金融庁は30日、シンガポール通貨当局(MAS)・スイス金融市場監督機構(FINMA)・英金融行動監督機構(FCA)と提携し、債券・為替商品・現実資産(RWA)のトークン化のパイロット実験を行うと発表した。4機関は同日、政策立案者と規制当局間のさらなる国際協力の必要性の高まりを受け、MASが22年5月より推進するプロジェクトである「Project Guardian」の政策立案グループを設立した。
Project Guardianは、MASが昨年5月より推進するプロジェクト。金融業界との共同イニシアチブで、RWAのトークン化および、DeFi(分散型金融)の応用の実現可能性を検証しつつ、金融の安定性と完全性へのリスクの管理が目的。政策立案グループでは以下の項目の改善を目的とする:
- デジタル資産の法・政策・会計上の取り扱いに関する議論の促進。
- トークン化に関連する法律の潜在的なリスクやギャップの特定。
- 各管轄区域で暗号資産ネットワークの共通基準や市場のベストプラクティスの開発。
- グローバルなデジタル資産開発をサポートする高い互換性の基準の推進。
- 規制のサンドボックスを通じてデジタル資産の業界試験の促進。
- 規制当局と業界間の知識共有。
MASはこれまで、Project Guardianの下で15の金融機関と協力し、債券などの金融商品の資産トークン化に関する試験を実施してきた。22年11月にはSBIやJPモルガンなどとともに、卸売市場におけるDeFiでのトークン化された資産の取引を検証する実験が実施されている。金融庁は6月、Project Guardianにオブザーバーとしての参加を表明していた。

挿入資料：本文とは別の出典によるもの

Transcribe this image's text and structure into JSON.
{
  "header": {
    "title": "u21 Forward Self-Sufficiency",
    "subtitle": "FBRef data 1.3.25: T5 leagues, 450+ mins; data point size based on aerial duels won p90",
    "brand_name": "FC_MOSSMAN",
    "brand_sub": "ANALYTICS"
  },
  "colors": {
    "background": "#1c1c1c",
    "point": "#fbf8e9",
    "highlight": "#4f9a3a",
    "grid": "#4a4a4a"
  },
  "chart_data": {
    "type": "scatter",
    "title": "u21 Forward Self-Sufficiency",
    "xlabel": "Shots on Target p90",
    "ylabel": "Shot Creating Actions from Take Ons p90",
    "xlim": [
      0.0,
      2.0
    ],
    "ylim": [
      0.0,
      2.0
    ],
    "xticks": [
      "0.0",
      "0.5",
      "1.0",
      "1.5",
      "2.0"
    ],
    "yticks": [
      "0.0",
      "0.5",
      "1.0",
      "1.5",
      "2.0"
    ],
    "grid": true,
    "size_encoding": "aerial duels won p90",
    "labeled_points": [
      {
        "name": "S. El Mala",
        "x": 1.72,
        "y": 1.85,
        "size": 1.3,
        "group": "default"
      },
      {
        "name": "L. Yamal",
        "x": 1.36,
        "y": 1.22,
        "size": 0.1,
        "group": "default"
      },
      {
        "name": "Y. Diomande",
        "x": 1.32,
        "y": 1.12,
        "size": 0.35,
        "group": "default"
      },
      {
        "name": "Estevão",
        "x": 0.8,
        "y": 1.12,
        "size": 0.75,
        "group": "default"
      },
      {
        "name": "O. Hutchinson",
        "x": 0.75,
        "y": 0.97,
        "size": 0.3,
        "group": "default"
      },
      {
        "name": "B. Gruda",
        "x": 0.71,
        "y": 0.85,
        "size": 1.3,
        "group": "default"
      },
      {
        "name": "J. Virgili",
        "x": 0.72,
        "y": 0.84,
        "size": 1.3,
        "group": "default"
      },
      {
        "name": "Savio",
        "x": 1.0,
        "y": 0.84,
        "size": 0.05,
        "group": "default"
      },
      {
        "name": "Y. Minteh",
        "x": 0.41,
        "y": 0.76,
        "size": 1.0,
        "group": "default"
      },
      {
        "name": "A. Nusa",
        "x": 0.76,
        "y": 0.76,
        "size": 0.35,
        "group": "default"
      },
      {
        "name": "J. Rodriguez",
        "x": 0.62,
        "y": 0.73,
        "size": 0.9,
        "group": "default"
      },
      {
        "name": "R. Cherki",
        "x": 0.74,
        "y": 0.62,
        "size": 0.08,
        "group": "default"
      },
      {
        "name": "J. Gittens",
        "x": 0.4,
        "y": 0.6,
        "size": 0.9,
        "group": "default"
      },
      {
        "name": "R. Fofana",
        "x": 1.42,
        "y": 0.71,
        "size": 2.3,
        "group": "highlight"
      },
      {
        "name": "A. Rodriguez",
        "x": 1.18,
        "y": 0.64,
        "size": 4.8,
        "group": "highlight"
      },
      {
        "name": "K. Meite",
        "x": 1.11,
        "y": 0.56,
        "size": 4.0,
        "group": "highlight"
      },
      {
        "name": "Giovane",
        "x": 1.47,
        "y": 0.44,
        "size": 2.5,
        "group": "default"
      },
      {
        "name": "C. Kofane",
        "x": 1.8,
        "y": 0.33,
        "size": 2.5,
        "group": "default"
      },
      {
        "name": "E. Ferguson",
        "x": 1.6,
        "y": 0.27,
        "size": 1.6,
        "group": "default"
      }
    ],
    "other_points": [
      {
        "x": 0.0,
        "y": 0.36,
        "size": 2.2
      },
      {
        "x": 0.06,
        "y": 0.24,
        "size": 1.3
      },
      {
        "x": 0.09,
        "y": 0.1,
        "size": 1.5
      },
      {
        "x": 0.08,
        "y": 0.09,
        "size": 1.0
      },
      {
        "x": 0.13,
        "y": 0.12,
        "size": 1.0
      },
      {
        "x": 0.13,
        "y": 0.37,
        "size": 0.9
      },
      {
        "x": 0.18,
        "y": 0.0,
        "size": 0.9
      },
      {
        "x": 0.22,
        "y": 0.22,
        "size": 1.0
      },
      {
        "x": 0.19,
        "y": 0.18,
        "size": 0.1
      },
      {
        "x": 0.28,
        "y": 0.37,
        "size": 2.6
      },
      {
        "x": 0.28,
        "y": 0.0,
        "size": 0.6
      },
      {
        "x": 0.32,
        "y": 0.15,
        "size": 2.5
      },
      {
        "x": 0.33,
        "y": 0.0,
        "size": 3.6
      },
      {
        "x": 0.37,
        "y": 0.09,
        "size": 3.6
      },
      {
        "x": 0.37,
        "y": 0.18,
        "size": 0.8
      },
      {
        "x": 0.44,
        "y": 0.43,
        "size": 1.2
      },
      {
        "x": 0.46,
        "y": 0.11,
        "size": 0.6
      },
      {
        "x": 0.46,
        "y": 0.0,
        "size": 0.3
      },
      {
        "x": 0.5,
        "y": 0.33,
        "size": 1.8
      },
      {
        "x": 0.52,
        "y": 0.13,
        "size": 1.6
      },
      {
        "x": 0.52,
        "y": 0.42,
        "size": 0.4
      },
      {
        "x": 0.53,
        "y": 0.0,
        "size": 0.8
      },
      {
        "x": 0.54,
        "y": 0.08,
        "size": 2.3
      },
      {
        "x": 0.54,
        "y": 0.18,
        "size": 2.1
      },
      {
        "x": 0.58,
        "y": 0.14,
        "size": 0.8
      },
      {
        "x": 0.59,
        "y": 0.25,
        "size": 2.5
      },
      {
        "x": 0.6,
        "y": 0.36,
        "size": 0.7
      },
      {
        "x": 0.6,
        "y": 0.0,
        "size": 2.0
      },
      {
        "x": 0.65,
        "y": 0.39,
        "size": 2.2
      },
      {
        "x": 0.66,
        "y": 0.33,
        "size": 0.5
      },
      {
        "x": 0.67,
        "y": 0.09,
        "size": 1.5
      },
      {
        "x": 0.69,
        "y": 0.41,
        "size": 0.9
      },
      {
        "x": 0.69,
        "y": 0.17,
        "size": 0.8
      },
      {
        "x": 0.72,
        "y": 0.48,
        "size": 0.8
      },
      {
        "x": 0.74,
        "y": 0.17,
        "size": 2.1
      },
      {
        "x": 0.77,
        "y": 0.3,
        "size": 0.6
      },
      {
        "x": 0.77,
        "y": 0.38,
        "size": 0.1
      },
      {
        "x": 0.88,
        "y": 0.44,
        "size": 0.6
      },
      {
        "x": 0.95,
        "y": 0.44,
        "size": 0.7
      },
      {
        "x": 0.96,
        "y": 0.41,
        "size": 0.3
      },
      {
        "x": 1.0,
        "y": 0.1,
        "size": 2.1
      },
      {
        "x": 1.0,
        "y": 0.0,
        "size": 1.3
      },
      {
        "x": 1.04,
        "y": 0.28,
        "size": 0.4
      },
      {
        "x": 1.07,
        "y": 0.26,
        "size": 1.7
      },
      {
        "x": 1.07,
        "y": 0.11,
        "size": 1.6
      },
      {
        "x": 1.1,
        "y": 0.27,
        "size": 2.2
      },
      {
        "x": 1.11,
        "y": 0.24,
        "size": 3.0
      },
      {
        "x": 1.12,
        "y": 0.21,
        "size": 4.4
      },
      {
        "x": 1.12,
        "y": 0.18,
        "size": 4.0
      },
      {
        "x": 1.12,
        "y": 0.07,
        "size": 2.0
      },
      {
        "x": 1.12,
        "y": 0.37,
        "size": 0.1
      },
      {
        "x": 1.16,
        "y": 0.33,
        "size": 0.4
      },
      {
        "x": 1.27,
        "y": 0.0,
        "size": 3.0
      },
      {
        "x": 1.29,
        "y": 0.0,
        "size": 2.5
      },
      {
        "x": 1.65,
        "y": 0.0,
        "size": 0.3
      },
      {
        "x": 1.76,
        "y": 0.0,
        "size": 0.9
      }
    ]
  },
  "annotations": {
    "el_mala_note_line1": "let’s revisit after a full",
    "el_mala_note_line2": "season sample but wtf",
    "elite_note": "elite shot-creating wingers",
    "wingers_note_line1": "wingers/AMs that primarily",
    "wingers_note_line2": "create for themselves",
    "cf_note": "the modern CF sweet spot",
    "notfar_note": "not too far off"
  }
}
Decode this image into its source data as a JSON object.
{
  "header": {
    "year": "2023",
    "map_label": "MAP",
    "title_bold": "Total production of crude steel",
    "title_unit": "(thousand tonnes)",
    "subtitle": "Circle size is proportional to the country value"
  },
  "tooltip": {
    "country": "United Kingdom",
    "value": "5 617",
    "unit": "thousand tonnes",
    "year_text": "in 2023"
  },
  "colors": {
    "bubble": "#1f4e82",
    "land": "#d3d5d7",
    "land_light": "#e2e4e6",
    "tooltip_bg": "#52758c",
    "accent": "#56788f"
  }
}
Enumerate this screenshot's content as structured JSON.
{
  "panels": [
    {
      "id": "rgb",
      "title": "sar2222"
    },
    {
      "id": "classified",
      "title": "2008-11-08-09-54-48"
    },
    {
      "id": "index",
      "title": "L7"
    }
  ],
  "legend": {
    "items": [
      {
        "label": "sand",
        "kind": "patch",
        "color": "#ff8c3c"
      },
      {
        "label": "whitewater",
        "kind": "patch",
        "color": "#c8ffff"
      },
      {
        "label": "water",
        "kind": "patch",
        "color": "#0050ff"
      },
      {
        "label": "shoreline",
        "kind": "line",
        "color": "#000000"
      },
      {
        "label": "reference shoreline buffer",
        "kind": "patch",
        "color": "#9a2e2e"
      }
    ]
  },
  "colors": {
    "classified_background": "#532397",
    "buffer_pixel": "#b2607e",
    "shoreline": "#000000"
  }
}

MASのレオン・シン・チョン副専務理事は、「MAS・FSA・FCA・FINMAとの提携は、政策立案者の間でデジタル資産の革新に起因する機会とリスクを理解する強い願望を示している」と語った。
RWAのトークン化のこれから
政府関係機関のほか、国内外でさまざまな機関がRWAのトークン化を試みている。国際銀行間通信協会(SWIFT)は8月、複数のブロックチェーンにまたがるトークン化資産の移動に関する実験結果を公表。ロンドン証券取引所グループ(LSEG)は9月、RWAのトークン化資産などを含むブロックチェーン基盤の取引を行う計画を示した。国内ではソニー銀行や三菱UFJ信託銀など多種多様な企業が取り組んでおり、トレーディングカードから証券などの幅広い資産のトークン化が試みられている。
世界最大手資産運用会社ブラックロックのラリー・フィンクCEOはこのほど、「私は、市場・証券の次の潮流はトークン化になると信じている」と述べ、トークン化への強気な姿勢を示した。大手金融機関シティバンクグループは23年初頭のレポートで、RWAのトークン化は30年までに民間市場で80倍に成長すると予測している。一方で国際決済銀行(BIS)は9月、「暗号資産業界はRWAのトークン化の成長を見据えているが、仮想通貨は従来の金融システムの役割を代替できるほどの完全なシステムではない」との見解を示していた。